Jul 23 2012
The commonly used herbal remedy, silymarin, offers no benefit to patients with treatment-resistant hepatitis C virus (HCV) infection, a study shows.
"This was the strongest, most methodologically sound clinical trial to date of silymarin as a treatment for chronic hepatitis C infection, and we found that it had absolutely no effect on serum ALT [alanine aminotransaminase] or levels of the hepatitis C virus," said lead author, Michael Fried (University of North Carolina, Chapel Hill, USA) in a press release.
In all, 154 patients who had previously failed to respond to treatment with interferon and had elevated ALT levels (≥ 65 U/L) were randomly assigned to receive placebo, or silymarin 420 mg or 700 mg three times daily for 24 weeks. Most of the patients were men (71%) infected with genotype 1 of the virus (91%).

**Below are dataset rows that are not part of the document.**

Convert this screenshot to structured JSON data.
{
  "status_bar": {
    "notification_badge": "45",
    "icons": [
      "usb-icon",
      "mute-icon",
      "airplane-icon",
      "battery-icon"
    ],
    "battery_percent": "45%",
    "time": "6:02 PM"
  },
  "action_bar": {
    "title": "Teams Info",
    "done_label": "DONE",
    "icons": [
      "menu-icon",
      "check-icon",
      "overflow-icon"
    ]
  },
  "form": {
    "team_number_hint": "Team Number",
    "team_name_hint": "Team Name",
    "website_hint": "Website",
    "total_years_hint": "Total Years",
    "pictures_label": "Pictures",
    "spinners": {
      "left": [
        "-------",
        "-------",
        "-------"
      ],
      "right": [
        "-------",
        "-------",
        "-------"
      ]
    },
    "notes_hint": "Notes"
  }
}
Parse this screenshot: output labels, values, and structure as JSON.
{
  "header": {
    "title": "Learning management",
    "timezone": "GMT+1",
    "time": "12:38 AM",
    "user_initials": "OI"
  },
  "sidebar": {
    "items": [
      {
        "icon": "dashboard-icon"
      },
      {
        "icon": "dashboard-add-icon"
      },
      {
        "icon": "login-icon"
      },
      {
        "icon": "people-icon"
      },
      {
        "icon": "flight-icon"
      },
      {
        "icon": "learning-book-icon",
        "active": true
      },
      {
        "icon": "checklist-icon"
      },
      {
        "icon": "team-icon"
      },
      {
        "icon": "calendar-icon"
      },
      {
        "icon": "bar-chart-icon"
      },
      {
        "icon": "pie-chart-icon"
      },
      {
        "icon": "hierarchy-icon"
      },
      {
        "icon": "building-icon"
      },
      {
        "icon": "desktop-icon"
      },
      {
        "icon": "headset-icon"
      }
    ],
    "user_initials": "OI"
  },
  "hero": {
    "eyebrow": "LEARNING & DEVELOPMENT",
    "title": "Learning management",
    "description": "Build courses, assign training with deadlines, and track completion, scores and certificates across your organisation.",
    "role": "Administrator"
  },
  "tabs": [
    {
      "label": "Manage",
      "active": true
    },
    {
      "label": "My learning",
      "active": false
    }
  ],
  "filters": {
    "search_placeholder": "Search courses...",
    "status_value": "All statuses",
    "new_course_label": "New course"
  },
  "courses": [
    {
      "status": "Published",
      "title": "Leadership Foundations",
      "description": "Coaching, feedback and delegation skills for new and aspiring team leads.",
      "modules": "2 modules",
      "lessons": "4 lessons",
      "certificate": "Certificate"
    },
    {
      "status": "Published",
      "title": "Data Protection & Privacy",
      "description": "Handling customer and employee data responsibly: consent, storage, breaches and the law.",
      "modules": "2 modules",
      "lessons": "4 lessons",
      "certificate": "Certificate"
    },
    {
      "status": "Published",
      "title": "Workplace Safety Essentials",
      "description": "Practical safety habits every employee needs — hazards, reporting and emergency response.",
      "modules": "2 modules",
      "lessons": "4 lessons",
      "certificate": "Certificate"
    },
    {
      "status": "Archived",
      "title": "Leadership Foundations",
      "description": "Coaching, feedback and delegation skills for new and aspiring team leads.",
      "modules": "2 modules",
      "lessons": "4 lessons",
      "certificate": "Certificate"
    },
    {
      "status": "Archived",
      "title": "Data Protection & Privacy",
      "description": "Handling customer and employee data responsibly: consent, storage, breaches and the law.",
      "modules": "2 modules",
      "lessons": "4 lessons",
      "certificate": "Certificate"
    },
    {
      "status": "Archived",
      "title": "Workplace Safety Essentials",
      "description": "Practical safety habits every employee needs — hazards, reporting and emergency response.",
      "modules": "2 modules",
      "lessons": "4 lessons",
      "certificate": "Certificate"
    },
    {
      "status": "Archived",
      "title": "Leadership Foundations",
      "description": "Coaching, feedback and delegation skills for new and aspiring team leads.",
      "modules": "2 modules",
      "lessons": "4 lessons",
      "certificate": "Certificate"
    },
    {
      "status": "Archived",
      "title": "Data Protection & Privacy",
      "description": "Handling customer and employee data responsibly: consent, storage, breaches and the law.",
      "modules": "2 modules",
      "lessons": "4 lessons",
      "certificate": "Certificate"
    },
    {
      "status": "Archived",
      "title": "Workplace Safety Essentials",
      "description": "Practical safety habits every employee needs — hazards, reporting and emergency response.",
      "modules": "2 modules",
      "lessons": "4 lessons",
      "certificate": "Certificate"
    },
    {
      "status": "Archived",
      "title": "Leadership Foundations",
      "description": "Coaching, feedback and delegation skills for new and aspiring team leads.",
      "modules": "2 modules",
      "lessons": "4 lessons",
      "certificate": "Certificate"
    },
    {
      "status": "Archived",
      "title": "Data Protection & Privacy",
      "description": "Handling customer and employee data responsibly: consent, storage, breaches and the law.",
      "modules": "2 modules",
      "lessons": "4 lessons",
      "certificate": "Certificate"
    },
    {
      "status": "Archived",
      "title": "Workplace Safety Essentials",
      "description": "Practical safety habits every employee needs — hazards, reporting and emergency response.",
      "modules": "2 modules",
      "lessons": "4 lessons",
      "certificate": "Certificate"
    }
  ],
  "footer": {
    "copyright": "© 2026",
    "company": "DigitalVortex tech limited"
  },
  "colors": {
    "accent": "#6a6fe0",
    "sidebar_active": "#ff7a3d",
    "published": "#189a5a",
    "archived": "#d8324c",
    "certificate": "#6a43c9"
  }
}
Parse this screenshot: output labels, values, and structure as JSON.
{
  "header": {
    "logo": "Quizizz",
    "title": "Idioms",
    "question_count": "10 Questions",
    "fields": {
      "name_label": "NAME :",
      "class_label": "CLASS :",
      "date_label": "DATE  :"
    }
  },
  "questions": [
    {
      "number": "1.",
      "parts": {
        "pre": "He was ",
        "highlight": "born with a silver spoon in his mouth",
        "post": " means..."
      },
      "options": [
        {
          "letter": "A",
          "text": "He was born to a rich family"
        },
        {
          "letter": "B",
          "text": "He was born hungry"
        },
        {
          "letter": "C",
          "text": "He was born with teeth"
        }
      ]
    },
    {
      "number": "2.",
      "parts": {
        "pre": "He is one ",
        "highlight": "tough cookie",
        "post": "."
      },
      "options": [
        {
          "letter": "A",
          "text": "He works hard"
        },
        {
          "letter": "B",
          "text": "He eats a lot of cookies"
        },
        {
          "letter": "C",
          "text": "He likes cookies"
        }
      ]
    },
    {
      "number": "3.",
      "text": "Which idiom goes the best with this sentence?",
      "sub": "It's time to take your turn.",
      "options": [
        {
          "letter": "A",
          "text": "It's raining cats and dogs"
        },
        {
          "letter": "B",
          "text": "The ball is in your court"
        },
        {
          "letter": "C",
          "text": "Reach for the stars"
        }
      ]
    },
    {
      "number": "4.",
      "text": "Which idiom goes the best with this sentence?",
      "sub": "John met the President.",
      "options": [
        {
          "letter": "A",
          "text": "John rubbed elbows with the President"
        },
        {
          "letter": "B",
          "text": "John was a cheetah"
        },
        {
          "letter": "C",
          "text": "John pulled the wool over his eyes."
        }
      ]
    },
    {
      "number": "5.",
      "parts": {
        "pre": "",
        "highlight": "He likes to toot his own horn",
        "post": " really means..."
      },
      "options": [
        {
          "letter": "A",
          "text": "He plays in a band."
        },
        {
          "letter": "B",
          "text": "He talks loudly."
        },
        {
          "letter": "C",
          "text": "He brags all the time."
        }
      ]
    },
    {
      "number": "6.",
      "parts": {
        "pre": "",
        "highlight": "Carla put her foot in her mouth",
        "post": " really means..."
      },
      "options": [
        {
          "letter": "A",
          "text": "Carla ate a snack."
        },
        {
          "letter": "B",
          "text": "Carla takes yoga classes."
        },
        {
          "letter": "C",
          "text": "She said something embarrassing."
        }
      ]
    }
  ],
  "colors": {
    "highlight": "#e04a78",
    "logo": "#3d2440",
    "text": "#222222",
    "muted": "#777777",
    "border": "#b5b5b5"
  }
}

At the end of treatment, 95% of patients had achieved at least 80% adherence to treatment. Equal numbers of patients in the three groups had achieved a serum ALT level of 45 U/L or less, or attained a 50% decline to less than 65 U/L. They represented 3.8%, 4.0%, and 3.8% of patients in the placebo group, and silymarin 420 mg and 700 mg groups, respectively.
Furthermore, there was no significant difference in the decline of serum ALT levels from baseline between treatment groups, nor in serum HCV RNA levels.
It is thought that a third of HCV and cirrhosis patients in the USA have taken silymarin, also known as milk thistle extract, despite a lack of robust evidence for its efficacy. It is also approved as a prescription drug in several countries in Europe and Asia for hepatic disorders.
Studies have shown antiviral, anti-inflammatory and antioxidant effects of silymarin in vitro. However, these were achieved at much greater concentration (20-50 µg/mL) compared with the peak plasma concentrations in the current study (2-2048 ng/mL). This is despite doses being three to five times higher than those normally taken.
However, the herb may have potential benefits when used in other forms. The authors note that these results contrast with those found in a recent trial of silibinin succinate - a silymarin-derived compound not present in the product used in the current study. It has been reported to have greater effects than silymarin, both in vivo and in vitro.
Reporting in the Journal of the American Medical Association, the authors of the current study - which benefited from a cohort representative of the disease population, adequate treatment duration, and a high adherence rate - failed to find any benefit of silymarin in treatment-resistant HCV.
Fried stated that he believes the results are valuable to patients: "I think this information is very important to help patients focus on other ways to maintain liver health and not rely on ineffective remedies."